I unwillingly left mom in the hospital room tonight. I really thought I would spend the night in the "lounge" chair. They had planted a roommate in there and the room became so crowded with nurses, me, potty chairs, etc, that I finally thought it prudent if I left. But leaving my mom there one more night, alone, was really difficult. They still can't stop the GI bleeding and she is still receiving infusions of blood. I can't believe 12 hours ago we were bringing her home and now she has gone through 3 more "procedures" and still bleeding. What was a scary incident and now turned out to be almost unbelievable. (I won't go into the part about how I suggested that maybe the place they cauterized the first time had maybe come unglued and was ignored ... which btw, was the case).
I sat in the dark and watched her sleep. Thought who would get the jokes about the "hot house" where I lived as a child. My grandmother, uncle lived with us ... in a hot attic apartment in Texas ... so small that when my grandmother snored, the house would rattle and everyone would kick the others bed until whomever was sleeping next to my grandmother would kick hers to get her to stop. I started thinking about what phone calls I should make. But she is the one with the "family" numbers and I always get her to make the phone calls to family about important matters. And then I make myself stop thinking those thoughts and get back to planning on cleaning and doing laundry when I get home.

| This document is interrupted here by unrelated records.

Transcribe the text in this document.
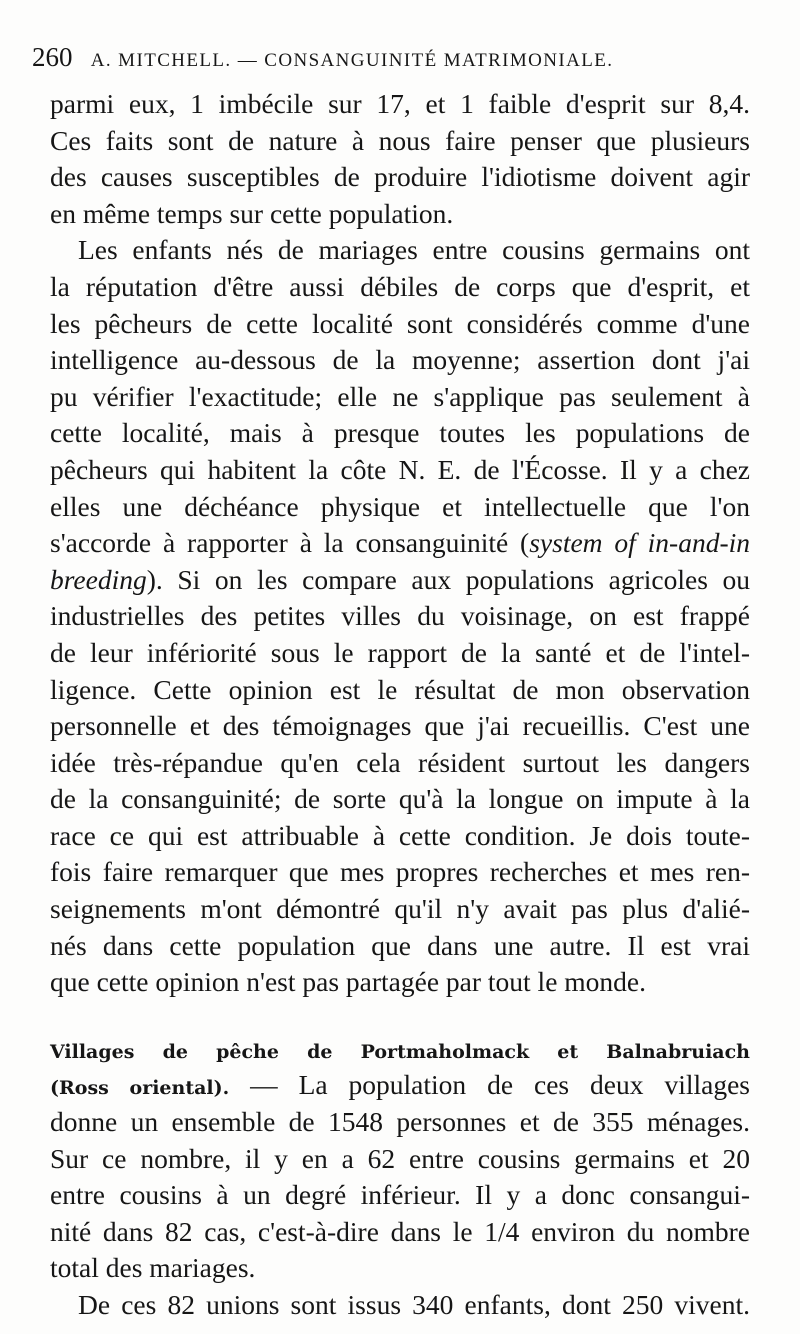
260 A. MITCHELL. — CONSANGUINITÉ MATRIMONIALE.
parmi eux, 1 imbécile sur 17, et 1 faible d'esprit sur 8,4.
Ces faits sont de nature à nous faire penser que plusieurs
des causes susceptibles de produire l'idiotisme doivent agir
en même temps sur cette population.
Les enfants nés de mariages entre cousins germains ont
la réputation d'être aussi débiles de corps que d'esprit, et
les pêcheurs de cette localité sont considérés comme d'une
intelligence au-dessous de la moyenne; assertion dont j'ai
pu vérifier l'exactitude; elle ne s'applique pas seulement à
cette localité, mais à presque toutes les populations de
pêcheurs qui habitent la côte N. E. de l'Écosse. Il y a chez
elles une déchéance physique et intellectuelle que l'on
s'accorde à rapporter à la consanguinité (system of in-and-in
breeding). Si on les compare aux populations agricoles ou
industrielles des petites villes du voisinage, on est frappé
de leur infériorité sous le rapport de la santé et de l'intel-
ligence. Cette opinion est le résultat de mon observation
personnelle et des témoignages que j'ai recueillis. C'est une
idée très-répandue qu'en cela résident surtout les dangers
de la consanguinité; de sorte qu'à la longue on impute à la
race ce qui est attribuable à cette condition. Je dois toute-
fois faire remarquer que mes propres recherches et mes ren-
seignements m'ont démontré qu'il n'y avait pas plus d'alié-
nés dans cette population que dans une autre. Il est vrai
que cette opinion n'est pas partagée par tout le monde.
Villages de pêche de Portmaholmack et Balnabruiach
(Ross oriental). — La population de ces deux villages
donne un ensemble de 1548 personnes et de 355 ménages.
Sur ce nombre, il y en a 62 entre cousins germains et 20
entre cousins à un degré inférieur. Il y a donc consangui-
nité dans 82 cas, c'est-à-dire dans le 1/4 environ du nombre
total des mariages.
De ces 82 unions sont issus 340 enfants, dont 250 vivent.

There was a moment that brought me to tears tonight. The woman in the next bed had a pacemaker mess-up ... I guess they put it in the wrong spot (is that possible?) and then they had to re-plant it. She wasn't looking good. But got a little more agitated when I came in and started fussing over mom. She was crying, sobbing, really with the TV blaring. The nurses came to ask what was wrong, was she comfortable, checked her blood sugar, etc. Then she started telling the nurse what nursing home she had come from and that she was going to stay closer to her ex-daughter-in-law and grandson in Tacoma. I could only surmise from that information that her son was gone. Her husband probably gone as well. She had no other relatives. She said she didn't like to be in that room, and she was so sad.
At that point, tears were streaming from my eyes, thankfully the curtain hid my profound sadness from her. I had heard her tell the nurse that she had been sad for years. I was thinking, where were her belongings? Where did she live? Was she is moving from one nursing home to another? I asked her if I could help her with anything. I asked her if she needed some water. I washed her face and hands a couple of times with a hot cloth. I pampered her for a couple of minutes. I wish I could have pampered her a little longer. How sad is life when one ends in the company of strangers. In a cold, noisey hospital, room with the curtains drawn, machines bleeping their constant warnings. With no family there to hold your hand. I will pamper her a little more tomorrow. I tried not to cry all the way home.